En grandissant, j’étais mince. C’est après mon mariage, soit à l’âge de 20 ans que ça s’est transformé. J’étais dans une situation violente. Je me suis repliée sur moi-même. Je me suis réconfortée par la nourriture, au lieu de faire du jogging (oh, comme j’aurais aimé le faire, mais ce n’était pas une « chose à la mode » à cette époque). Mon mariage a pris fin, j’ai lutté contre des épisodes de dépression et j’ai eu une série de décès dans la famille. J’essayais chaque nouveau régime, certains avec succès, mais le poids perdu revenait ; et j’en regagnais, encore plus que celui que j’avais perdu. Mon poids s’est stabilisé et je me suis remariée, puis j’ai eu un bébé. Je n’ai pas perdu mon poids de grossesse, et il a même continué de grimper. Lorsque mon deuxième mariage chaotique a pris fin et qu’encore plusieurs autres décès sont survenus ainsi que d’autres épisodes de dépression ont surgi ; j’étais rendue à mon plus haut poids, soit 170 kg (375 lb). J’ai essayé un autre régime, j’y ai perdu plus de 36Kg (80 lb), je me suis crue sur la bonne voie. Pour quelles raisons voudrais-je revenir à nouveau à être aussi lourde ? Je me concentrais sur une alimentation saine, puis j’ai commencé à marcher beaucoup. C’est alors, au fil des ans, une série de problèmes de santé grave est survenue et que j’y ai repris presque tout mon poids. J’ai commencé à vivre avec la crainte de faire une crise cardiaque à tout moment à cause de mon surplus de poids. Récemment, à l’âge de 66 ans, j’ai dû subir des tests cardiaques liés à un autre problème qu’à celui de mon poids. J’ai là que j’ai découvert que mes artères vont très bien et que je n’ai pas besoin d’un pontage artériel lorsqu’ils feront ma chirurgie de remplacement valvulaire. Le fait de savoir que mes artères n’étaient pas toutes bouchées m’a aidé considérablement à améliorer mon attitude de fin du monde ; ce bien que je suis encore un peu inquiet au sujet de l’opération. Et en dehors de cela, j’aime ma vie. Particulièrement, depuis l’année dernière, puisque maintenant, j’ai emménagé dans ma suite « grand-mère », qui a été aménagée pour moi dans la maison de ma fille. J’ai maintenant ma famille tout près de moi, y compris ma petite-fille, qui est toujours là pour me faire rire.

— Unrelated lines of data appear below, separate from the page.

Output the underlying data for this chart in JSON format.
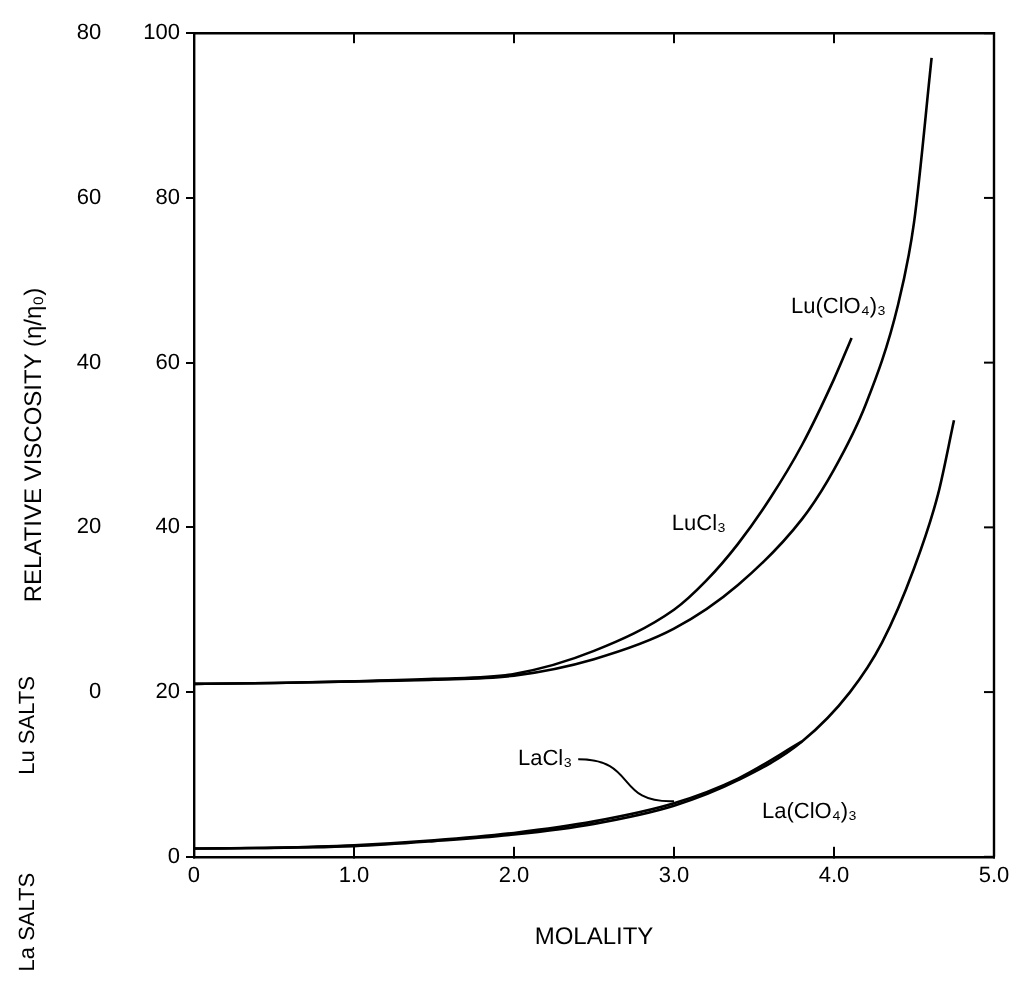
{
  "chart_data": {
    "type": "line",
    "xlabel": "MOLALITY",
    "ylabel": "RELATIVE VISCOSITY (η/η₀)",
    "xlim": [
      0,
      5
    ],
    "xticks": [
      0,
      {
        "value": 1,
        "label": "1.0"
      },
      {
        "value": 2,
        "label": "2.0"
      },
      {
        "value": 3,
        "label": "3.0"
      },
      {
        "value": 4,
        "label": "4.0"
      },
      {
        "value": 5,
        "label": "5.0"
      }
    ],
    "ylim": [
      -20,
      80
    ],
    "yticks": [
      0,
      20,
      40,
      60,
      80
    ],
    "y2lim": [
      0,
      100
    ],
    "y2ticks": [
      0,
      20,
      40,
      60,
      80,
      100
    ],
    "annotations": [
      "Lu SALTS",
      "La SALTS"
    ],
    "grid": false,
    "legend": false,
    "marker": "none",
    "line_style": "solid",
    "series": [
      {
        "name": "LuCl₃",
        "color": "#000000",
        "x": [
          0,
          0.5,
          1,
          1.5,
          2,
          2.5,
          3,
          3.2,
          3.4,
          3.6,
          3.8,
          4,
          4.11
        ],
        "values": [
          1,
          1.1,
          1.3,
          1.6,
          2.2,
          5,
          10,
          13.5,
          18,
          23.5,
          30,
          38,
          43
        ]
      },
      {
        "name": "Lu(ClO₄)₃",
        "color": "#000000",
        "x": [
          0,
          0.5,
          1,
          1.5,
          2,
          2.5,
          3,
          3.4,
          3.8,
          4,
          4.2,
          4.4,
          4.5,
          4.61
        ],
        "values": [
          1,
          1.1,
          1.3,
          1.5,
          2,
          4,
          7.7,
          13,
          21,
          27,
          35,
          47,
          57,
          77
        ]
      },
      {
        "name": "LaCl₃",
        "color": "#000000",
        "axis": "y2",
        "x": [
          0,
          0.5,
          1,
          1.5,
          2,
          2.5,
          3,
          3.4,
          3.8
        ],
        "values": [
          1,
          1.1,
          1.4,
          2,
          2.9,
          4.3,
          6.5,
          9.5,
          14
        ]
      },
      {
        "name": "La(ClO₄)₃",
        "color": "#000000",
        "axis": "y2",
        "x": [
          0,
          1,
          1.5,
          2,
          2.5,
          3,
          3.4,
          3.8,
          4.1,
          4.3,
          4.5,
          4.65,
          4.75
        ],
        "values": [
          1,
          1.3,
          1.9,
          2.7,
          4,
          6.2,
          9.3,
          14,
          20,
          26,
          35,
          44,
          53
        ]
      }
    ]
  }
}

Comment percevez-vous votre corps ? Avez-vous l’impression que votre perspective diffère de celle de la société ? Comment cela vous influence-t-il et comment vous sentez-vous par rapport à vous-même aujourd’hui ?
En raison du fait que j’étais une enfant mince, ma perception est déformée ; car je perçois mon corps « normal » comme étant mince, et que c’est ce surplus de poids n’est que temporaire — et ça fait 45 ans que c’est temporaire. Le bon côté de la pensée magique est que j’ai une bonne estime de moi. J’ai porté mon maillot de bain à la plage, j’ai pu trouver du travail, j’ai eu des histoires amoureuses, ma famille m’aime et me soutient. Je me soucie rarement de ce que les autres pensent.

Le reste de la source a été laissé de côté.